|Title||Simulated geographic distribution of an invasive grass, Eragrostis lehmanniana (Lehmann lovegrass): interactions between soils and climate complicate predictions|
|Publication Type||Journal Article|
|Year of Publication||2021|
|Authors||N. Burruss D, Peters DPC, Huang H, Yao J|
The invasive perennial grass, Eragrostis lehmanniana (Lehmann lovegrass), has expanded rapidly throughout the Sonoran Desert (SD) while remaining sparse and patchily distributed in the neighboring Chihuahuan Desert (CD). As temperatures and patterns in precipitation change, identifying the drivers limiting spread in the CD is needed. Our objectives were: (1) to identify the climatic and edaphic factors limiting recruitment of E. lehmanniana throughout the CD, and (2) to predict the edaphic and climatic locations in the CD where this species is expected to have higher probabilities of recruitment under future climatic conditions.
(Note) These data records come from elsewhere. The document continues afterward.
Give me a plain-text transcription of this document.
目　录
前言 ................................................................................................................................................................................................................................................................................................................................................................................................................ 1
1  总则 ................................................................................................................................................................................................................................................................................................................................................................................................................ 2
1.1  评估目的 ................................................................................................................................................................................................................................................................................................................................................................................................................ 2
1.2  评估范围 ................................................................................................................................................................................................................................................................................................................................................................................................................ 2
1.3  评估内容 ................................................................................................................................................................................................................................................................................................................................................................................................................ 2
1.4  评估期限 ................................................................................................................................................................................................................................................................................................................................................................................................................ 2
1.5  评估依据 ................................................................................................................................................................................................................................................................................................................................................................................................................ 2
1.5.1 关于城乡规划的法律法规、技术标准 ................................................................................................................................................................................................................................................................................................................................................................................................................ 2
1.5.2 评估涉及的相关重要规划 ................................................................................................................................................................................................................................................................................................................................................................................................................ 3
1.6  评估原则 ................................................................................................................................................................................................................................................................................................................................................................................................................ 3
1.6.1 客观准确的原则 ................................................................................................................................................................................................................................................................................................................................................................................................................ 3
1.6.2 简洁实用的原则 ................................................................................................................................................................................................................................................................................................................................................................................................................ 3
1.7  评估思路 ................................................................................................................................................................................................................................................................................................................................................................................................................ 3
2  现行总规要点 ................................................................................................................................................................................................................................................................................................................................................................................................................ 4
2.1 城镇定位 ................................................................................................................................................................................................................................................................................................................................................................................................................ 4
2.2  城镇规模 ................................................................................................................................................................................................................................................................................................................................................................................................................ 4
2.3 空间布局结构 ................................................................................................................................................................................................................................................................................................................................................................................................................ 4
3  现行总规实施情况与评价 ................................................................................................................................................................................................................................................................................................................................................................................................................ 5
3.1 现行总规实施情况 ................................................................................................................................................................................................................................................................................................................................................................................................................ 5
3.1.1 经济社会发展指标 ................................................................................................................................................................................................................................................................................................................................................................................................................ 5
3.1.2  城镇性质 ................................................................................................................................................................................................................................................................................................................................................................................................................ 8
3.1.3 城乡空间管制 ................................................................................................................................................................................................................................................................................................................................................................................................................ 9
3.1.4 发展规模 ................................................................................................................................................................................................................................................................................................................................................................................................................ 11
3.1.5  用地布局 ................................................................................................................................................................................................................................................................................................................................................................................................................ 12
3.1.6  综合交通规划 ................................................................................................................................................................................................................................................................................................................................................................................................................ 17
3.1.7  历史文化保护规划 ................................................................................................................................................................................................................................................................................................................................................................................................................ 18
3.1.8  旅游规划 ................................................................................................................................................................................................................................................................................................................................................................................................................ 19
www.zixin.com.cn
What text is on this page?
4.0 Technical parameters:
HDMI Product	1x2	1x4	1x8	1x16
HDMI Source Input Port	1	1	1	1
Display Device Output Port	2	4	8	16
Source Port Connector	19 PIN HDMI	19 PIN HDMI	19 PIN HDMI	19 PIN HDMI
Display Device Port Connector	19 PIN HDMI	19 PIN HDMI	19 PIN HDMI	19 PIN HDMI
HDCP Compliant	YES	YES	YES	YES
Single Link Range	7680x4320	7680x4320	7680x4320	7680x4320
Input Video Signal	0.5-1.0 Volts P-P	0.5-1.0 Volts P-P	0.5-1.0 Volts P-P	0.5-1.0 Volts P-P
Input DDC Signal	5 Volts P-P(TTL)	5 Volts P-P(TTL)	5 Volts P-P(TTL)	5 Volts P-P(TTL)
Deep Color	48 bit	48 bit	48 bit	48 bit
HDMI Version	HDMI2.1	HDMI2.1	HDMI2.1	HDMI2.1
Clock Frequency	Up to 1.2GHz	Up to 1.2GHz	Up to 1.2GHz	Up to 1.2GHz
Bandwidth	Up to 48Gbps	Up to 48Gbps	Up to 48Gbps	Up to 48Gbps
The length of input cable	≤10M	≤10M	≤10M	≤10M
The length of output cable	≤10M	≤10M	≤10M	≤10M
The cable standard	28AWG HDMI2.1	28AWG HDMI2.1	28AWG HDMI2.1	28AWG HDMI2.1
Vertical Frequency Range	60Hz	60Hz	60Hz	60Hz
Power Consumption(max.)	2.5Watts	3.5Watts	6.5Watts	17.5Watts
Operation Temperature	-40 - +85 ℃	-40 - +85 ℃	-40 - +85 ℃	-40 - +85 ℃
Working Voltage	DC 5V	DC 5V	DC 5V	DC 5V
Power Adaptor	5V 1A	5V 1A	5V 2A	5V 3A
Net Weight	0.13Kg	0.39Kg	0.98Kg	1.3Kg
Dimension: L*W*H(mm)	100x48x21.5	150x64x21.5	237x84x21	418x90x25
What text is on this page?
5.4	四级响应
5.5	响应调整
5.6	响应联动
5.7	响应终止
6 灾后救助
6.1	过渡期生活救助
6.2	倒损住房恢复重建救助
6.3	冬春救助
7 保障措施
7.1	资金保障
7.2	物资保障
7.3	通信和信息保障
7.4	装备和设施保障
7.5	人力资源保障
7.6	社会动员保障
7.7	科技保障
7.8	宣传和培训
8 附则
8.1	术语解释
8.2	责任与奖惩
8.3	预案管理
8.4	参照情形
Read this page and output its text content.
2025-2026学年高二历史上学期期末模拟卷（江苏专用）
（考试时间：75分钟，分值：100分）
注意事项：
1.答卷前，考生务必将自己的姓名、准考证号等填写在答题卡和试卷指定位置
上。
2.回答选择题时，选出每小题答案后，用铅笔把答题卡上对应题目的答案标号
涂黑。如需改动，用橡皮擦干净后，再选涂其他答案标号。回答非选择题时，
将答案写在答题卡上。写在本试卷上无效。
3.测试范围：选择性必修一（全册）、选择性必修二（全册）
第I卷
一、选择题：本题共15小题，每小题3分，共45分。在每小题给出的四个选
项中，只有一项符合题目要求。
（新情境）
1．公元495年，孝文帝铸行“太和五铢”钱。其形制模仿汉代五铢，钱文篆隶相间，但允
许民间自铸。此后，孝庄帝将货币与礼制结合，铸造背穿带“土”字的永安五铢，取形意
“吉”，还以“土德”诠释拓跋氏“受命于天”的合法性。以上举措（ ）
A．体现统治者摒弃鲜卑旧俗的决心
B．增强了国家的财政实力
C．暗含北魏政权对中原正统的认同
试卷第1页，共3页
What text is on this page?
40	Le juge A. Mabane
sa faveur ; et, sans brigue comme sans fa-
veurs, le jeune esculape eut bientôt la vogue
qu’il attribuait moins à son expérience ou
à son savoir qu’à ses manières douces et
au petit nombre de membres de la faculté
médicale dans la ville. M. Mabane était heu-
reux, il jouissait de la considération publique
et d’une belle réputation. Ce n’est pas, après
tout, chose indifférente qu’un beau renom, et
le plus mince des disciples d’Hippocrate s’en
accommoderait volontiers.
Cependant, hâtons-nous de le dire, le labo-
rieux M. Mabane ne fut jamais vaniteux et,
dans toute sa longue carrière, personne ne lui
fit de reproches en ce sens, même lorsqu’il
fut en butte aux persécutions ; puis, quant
We used a daily, multi-layer soil water model (SOILWAT) was parameterized and tested to develop recruitment parameters for E. lehmanniana using long-term data from the SD and CD. Recruitment was then simulated at 57 locations throughout the CD. Logistic regression was used to predict recruitment across the CD using climate and soil factors to create a map of simulated recruitment under current and alternative climate scenarios. Our results show that simulated recruitment under current climate was low for most of the CD. However, localized areas with high probabilities (> 0.8) occurred along the western transition between the CD and the SD, and in the southern extent of the CD. In general, the CD climate is too cool and dry for rapid and wide-spread invasion. However, increases to temperature and precipitation are likely to increase recruitment success. Interactions among soil, temperature, and precipitation were important to increases in recruitment of E. lehmanniana, and are expected to lead to heterogeneous increases in abundance as climate continues to change. This patchy increase in abundance will result in changes in its geographic distribution that will make predictions in the future challenging.